Una nuova consapevolezza alimentare sta modificando il modo in cui le persone scelgono cosa mangiare: non più soltanto gusto e gratificazione immediata, ma anche attenzione alla qualità degli ingredienti, alla risposta metabolica dell’organismo e agli effetti delle abitudini alimentari nel lungo periodo. In questo scenario, uno degli ingredienti più discussi è lo zucchero.
Un gelato tradizionale può arrivare a contenere quantità importanti di zuccheri semplici, fino a 25g a porzione, utilizzati non solo per dolcificare ma anche per contribuire alla struttura e alla cremosità del prodotto. Proprio questa funzione tecnologica ha reso per anni estremamente complesso immaginare un vero gelato artigianale senza zuccheri aggiunti. La sfida non era semplicemente togliere lo zucchero. Era togliere lo zucchero senza togliere il gelato.
In questa prospettiva, il futuro del dolce non passa necessariamente dalla rinuncia, ma dalla sua evoluzione: ingredienti più semplici, zero zuccheri aggiunti, più fibre, più nutrienti. Anche un prodotto iconico come il gelato sta iniziando a cambiare.

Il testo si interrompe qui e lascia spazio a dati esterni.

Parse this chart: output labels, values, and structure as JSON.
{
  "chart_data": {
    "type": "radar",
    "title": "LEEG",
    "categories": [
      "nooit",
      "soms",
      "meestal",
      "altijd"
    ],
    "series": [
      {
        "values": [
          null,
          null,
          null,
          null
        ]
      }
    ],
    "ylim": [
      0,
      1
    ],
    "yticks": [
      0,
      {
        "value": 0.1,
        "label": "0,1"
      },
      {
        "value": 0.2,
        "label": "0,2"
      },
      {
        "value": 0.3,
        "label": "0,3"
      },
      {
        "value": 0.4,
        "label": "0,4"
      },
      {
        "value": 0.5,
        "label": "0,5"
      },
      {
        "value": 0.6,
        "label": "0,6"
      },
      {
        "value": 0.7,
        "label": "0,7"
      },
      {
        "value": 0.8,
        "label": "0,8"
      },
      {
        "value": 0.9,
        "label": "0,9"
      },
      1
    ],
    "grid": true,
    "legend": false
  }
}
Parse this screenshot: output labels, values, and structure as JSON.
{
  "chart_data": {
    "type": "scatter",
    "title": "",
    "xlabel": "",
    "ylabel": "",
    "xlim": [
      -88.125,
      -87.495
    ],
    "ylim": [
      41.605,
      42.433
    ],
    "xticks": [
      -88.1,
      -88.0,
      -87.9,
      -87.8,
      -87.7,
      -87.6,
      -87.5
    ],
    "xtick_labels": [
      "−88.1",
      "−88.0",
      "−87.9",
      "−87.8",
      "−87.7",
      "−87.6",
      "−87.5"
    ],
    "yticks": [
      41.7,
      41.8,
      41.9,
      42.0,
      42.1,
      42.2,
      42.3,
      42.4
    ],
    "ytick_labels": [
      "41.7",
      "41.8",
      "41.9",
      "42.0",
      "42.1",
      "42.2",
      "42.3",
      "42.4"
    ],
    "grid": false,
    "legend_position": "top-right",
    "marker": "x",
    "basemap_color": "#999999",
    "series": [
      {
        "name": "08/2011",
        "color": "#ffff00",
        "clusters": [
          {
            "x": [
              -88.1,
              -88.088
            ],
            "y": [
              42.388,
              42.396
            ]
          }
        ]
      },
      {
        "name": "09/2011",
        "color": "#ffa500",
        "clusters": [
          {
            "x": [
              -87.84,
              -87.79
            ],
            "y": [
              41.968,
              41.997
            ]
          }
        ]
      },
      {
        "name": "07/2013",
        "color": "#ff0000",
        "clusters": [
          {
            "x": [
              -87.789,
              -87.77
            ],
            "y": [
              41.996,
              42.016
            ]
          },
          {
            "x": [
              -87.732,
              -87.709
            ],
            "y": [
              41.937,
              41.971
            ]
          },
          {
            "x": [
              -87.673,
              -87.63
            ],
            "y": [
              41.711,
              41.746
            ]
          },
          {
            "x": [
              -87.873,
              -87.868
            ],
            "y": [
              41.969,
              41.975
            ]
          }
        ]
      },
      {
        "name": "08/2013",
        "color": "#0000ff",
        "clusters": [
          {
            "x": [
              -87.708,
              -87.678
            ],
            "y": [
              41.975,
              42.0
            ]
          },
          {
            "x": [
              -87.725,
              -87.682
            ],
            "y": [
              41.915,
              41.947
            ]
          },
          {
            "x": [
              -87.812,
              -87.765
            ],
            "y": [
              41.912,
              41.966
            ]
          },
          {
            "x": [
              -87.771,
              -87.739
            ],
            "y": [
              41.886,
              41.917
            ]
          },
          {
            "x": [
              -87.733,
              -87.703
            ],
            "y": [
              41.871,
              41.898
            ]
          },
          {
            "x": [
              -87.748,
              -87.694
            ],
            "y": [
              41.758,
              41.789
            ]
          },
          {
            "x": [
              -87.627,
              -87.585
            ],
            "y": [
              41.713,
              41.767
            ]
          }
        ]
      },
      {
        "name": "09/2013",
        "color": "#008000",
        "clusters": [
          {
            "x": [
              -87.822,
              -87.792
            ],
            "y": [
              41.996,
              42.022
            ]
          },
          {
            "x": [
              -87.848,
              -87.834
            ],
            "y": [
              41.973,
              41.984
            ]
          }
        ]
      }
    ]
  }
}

Nasce il gelato Grezzo senza zuccheri aggiuntiLa nuova linea di gelato artigianale Grezzo Raw Chocolate elimina completamente gli zuccheri aggiunti, raggiungendo un profilo nutrizionale raro per la categoria.
Per porzione:
• 1 g di zuccheri totali
• 3 g di carboidrati
• 15 g di fibre
• 10 g di proteine
• circa 150 kcal
Gli zuccheri presenti sono esclusivamente quelli naturalmente contenuti negli ingredienti con una base che genera dolcezza senza impatto sulla glicemia: anacardi al naturale, fibra di cicoria e stevia. La dolcezza nasce dall’equilibrio della ricetta e dall’utilizzo di ingredienti selezionati, senza ricorrere a dolcificanti artificiali. Il risultato è un gelato pensato non come alternativa “senza qualcosa”, ma come un nuovo modello: un dessert che mantiene la centralità del piacere, ripensando completamente la sua composizione nutrizionale e gli effetti sulla salute nel lungo periodo.